As the sun goes down I listened to the gentle clicking sounds of barking ghecko’s (lizards) as I look at the mountains, grassland, trees, and sandgrass birds, and watch another beautiful sunset. I spoke to Jennifer, the other Camp manager, about my thoughts of becoming a camp manager (after training) at a place like this. The service, the accommodations, and the food has been outstanding.

Namibia, Africa June 13








June 13
We are woken up at 5am to drive the rough roads to the red sand dunes for sunrise (picture 1). The river beds dried up when the sand dunes were formed 2-4 million years ago, forming a circle around the river, and cutting it off from the Atlantic Ocean.I hiked up a steep sand dune, walked across the point on top, and stepped (slid) into deep sand down to a dried river bed
(pictures 4, 5). I was very proud of myself since I don’t like heights. The hard cracked white ground of the river bed, with many dead trees still standing, and the back drop of the red sand dunes was extra-ordinary. The deep root systems of the Acacia trees keep them standing for 100’s of years after they are dead! (picture 6)

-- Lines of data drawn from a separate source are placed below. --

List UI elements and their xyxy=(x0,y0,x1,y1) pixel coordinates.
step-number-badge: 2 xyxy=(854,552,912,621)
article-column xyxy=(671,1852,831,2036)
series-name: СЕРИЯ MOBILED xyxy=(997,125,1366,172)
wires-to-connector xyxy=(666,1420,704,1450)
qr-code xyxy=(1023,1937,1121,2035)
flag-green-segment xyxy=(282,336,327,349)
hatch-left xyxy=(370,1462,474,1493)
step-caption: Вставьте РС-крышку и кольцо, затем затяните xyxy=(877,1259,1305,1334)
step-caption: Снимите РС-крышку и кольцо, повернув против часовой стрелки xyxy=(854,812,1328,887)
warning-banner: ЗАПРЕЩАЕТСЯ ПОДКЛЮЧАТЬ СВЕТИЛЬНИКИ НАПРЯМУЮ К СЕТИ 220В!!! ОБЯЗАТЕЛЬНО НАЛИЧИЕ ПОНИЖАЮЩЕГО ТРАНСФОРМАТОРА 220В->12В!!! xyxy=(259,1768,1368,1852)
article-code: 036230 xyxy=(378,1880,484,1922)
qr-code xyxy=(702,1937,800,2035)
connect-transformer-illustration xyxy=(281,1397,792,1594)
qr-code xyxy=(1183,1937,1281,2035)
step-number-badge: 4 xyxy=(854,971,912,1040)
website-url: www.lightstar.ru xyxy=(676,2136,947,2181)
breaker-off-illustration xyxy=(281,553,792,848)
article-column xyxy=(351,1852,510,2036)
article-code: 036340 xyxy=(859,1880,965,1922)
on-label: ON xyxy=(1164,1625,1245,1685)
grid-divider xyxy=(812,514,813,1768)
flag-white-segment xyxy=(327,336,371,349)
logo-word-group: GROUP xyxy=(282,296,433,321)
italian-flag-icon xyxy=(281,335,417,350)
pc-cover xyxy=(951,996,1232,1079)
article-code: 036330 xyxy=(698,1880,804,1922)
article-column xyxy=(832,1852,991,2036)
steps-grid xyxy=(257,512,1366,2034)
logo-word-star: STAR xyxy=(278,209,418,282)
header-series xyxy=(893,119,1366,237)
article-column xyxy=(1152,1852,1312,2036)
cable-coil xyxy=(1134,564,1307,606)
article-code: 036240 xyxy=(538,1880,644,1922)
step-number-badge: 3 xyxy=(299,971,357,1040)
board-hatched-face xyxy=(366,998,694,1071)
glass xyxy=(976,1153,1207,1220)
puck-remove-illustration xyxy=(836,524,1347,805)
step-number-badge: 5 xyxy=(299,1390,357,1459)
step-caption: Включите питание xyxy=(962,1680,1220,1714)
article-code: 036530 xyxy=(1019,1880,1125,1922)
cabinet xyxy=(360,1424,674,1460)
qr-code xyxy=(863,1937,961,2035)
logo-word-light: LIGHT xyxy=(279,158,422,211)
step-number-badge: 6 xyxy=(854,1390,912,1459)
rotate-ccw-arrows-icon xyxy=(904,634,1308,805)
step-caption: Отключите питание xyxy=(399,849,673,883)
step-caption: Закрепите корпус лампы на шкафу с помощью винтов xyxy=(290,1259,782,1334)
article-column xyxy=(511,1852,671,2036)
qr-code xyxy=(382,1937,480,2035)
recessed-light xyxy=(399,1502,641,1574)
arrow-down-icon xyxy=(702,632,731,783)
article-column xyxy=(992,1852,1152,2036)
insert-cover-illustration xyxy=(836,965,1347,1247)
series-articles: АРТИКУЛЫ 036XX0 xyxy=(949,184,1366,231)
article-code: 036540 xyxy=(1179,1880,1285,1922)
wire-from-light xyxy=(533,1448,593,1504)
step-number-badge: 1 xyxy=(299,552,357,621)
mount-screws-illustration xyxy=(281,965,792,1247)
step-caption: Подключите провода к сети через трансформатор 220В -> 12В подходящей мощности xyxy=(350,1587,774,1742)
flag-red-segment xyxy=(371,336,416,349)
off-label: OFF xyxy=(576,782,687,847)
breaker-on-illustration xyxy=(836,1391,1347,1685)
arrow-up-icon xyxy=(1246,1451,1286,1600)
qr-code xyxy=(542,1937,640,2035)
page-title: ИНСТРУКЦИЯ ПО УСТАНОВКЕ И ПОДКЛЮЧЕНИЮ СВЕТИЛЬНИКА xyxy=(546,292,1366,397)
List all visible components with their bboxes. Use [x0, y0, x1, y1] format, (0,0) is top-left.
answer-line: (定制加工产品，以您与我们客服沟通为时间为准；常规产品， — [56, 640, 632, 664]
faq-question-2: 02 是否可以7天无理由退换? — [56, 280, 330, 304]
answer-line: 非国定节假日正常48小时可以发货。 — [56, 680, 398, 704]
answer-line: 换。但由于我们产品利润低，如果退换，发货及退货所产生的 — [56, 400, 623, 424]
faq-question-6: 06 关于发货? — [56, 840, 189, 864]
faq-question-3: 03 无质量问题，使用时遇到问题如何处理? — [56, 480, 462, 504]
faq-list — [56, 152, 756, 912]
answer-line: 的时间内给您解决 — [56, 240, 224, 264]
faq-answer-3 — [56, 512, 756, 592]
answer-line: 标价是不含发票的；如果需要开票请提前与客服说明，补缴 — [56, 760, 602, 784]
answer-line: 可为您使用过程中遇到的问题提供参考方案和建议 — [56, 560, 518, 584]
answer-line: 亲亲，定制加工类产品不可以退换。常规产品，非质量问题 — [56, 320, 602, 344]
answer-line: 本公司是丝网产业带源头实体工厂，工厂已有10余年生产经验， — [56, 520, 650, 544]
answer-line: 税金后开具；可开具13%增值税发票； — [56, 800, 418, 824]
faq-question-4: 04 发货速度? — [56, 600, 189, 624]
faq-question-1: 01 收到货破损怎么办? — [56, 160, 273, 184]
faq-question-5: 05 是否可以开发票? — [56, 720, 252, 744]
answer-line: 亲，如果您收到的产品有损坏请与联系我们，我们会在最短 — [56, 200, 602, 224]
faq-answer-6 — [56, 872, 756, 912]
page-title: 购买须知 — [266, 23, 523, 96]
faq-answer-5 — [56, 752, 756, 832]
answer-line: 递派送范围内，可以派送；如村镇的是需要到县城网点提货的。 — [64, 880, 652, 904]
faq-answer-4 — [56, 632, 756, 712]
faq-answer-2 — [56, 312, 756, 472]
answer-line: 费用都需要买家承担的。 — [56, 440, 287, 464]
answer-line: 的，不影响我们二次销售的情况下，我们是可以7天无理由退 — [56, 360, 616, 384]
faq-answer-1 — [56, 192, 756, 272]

Brunch was set up under the shade of a tree with tables, chairs and a colorful and healthy spread of food. As we looked up into the tree we saw a spotted eagle owl. Thus far I have seen ostrich, sparrows, Onyk antelopes, bat eared fox, blackback jackel, springbok, black beetles, large crickets (picture ), and red headed finch.
Returning to the Lodge around 2pm, we rested before setting out again at 3:30pm to walk through a canyon and watch the sunset (picture 7). After dinner, the entire staff performed local songs for the guests, and then we all got up and danced in a circle. Johann helped me choose pictures for my blog. We spent hours in interesting conversation until I realized it was midnight.